Hillary Clinton hatte als Außenministerin ein privates E-Mail-Konto für dienstliche E-Mails genutzt. Donald Trump schaffte es im US-Wahlkampf 2016, dies zu einem dominierenden Thema zu machen. Seine eigenen Verfehlungen und inhaltliche Themen gerieten in der Berichterstattung der Medien­ ins Hintertreffen. Die amerikanische Mainstream-Presse habe „einen Großteil der Drecksarbeit gemacht“, resümierte später die Washington Post.

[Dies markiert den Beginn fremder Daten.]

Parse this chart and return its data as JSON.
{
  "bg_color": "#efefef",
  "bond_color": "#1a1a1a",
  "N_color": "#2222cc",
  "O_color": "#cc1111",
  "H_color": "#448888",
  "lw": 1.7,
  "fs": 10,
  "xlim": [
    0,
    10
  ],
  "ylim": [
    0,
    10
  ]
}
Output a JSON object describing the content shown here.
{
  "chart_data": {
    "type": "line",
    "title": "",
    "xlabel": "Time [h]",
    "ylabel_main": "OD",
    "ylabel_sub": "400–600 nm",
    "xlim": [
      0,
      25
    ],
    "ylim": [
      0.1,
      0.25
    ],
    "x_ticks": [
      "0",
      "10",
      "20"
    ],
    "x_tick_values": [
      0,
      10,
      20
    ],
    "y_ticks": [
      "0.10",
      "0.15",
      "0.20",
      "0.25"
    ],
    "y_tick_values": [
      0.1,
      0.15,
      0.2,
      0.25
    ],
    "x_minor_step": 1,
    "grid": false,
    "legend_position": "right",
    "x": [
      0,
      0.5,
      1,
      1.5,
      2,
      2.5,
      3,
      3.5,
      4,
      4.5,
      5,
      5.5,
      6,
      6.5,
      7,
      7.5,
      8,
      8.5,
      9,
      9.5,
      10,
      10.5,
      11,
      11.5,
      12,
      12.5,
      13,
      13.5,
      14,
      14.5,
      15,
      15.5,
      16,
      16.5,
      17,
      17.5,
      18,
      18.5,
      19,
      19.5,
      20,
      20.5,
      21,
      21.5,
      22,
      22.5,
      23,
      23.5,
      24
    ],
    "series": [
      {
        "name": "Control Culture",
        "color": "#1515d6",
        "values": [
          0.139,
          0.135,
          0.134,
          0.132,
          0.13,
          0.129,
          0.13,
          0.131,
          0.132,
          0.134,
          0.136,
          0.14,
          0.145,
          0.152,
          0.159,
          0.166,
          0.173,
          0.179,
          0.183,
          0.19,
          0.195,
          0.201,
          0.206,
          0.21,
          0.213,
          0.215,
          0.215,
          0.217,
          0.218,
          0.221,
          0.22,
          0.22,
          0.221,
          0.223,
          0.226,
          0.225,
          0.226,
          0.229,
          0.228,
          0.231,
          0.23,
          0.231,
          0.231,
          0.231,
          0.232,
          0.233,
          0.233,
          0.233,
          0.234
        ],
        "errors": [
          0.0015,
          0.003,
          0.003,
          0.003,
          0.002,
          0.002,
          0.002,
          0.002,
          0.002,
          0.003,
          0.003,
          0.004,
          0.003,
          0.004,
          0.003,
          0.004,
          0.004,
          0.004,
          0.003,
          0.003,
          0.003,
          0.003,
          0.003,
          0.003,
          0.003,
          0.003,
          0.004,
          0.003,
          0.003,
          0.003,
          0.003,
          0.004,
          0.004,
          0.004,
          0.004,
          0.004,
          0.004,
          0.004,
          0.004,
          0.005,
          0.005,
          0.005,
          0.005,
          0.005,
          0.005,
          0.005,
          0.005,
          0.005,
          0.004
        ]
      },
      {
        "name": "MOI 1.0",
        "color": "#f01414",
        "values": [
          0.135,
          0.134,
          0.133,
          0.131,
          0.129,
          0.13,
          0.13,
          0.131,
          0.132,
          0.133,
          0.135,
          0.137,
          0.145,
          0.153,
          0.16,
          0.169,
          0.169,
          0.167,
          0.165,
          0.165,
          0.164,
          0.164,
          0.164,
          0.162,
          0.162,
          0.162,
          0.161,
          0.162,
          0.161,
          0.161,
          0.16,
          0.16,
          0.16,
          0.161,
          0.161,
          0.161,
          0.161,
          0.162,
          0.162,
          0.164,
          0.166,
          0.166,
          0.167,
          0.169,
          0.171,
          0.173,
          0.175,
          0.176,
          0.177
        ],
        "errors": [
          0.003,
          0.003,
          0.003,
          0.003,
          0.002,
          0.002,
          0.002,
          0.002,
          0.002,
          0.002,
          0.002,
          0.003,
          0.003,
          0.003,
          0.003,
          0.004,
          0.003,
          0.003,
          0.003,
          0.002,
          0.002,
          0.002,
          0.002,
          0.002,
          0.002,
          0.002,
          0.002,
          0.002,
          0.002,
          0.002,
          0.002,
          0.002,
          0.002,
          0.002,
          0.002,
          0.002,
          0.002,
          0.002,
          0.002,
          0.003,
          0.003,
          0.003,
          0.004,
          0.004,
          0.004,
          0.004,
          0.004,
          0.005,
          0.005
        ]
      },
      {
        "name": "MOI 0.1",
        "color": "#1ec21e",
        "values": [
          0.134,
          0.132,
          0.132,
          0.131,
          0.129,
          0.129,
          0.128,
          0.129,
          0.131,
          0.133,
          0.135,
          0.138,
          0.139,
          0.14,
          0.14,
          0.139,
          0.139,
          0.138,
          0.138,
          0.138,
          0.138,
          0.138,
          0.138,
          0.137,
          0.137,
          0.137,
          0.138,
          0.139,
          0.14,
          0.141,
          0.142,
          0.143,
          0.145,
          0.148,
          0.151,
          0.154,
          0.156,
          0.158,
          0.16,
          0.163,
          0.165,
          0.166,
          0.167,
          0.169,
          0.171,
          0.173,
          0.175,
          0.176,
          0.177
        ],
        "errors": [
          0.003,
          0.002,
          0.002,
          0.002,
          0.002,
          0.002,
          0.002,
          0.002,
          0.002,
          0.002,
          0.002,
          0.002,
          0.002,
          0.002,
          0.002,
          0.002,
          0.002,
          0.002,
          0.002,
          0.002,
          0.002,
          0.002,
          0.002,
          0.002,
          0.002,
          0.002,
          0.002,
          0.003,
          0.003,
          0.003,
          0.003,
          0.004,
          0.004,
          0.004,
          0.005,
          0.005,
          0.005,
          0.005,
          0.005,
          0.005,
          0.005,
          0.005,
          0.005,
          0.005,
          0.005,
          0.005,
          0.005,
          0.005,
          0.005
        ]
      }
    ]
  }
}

Der Grüne Michael Kellner betonte, dass die Angriffe kein Zufallsprodukt seien. „Vielmehr sind sie häufig bewusst gesteuert, aus rechten Kreisen oder auch aus russischen Netzwerken.“ Die Ergebnisse der Avaaz-Untersuchung müssten alle DemokratInnen wachrütteln. Kellner machte deutlich, dass eine denkbare Quelle für Fake News Russland ist. „Die Bundesregierung muss eine klare Haltung gegenüber Russland einnehmen und klar machen, dass Wahlen in Deutschland entschieden werden und nicht über russische Trollarmeen.“ Avaaz ist nach eigenen Angaben eine globale Bürgerbewegung mit mehr als 66 Millionen Mitgliedern, die sich über kleine Spenden einzelner Mitglieder finanziert.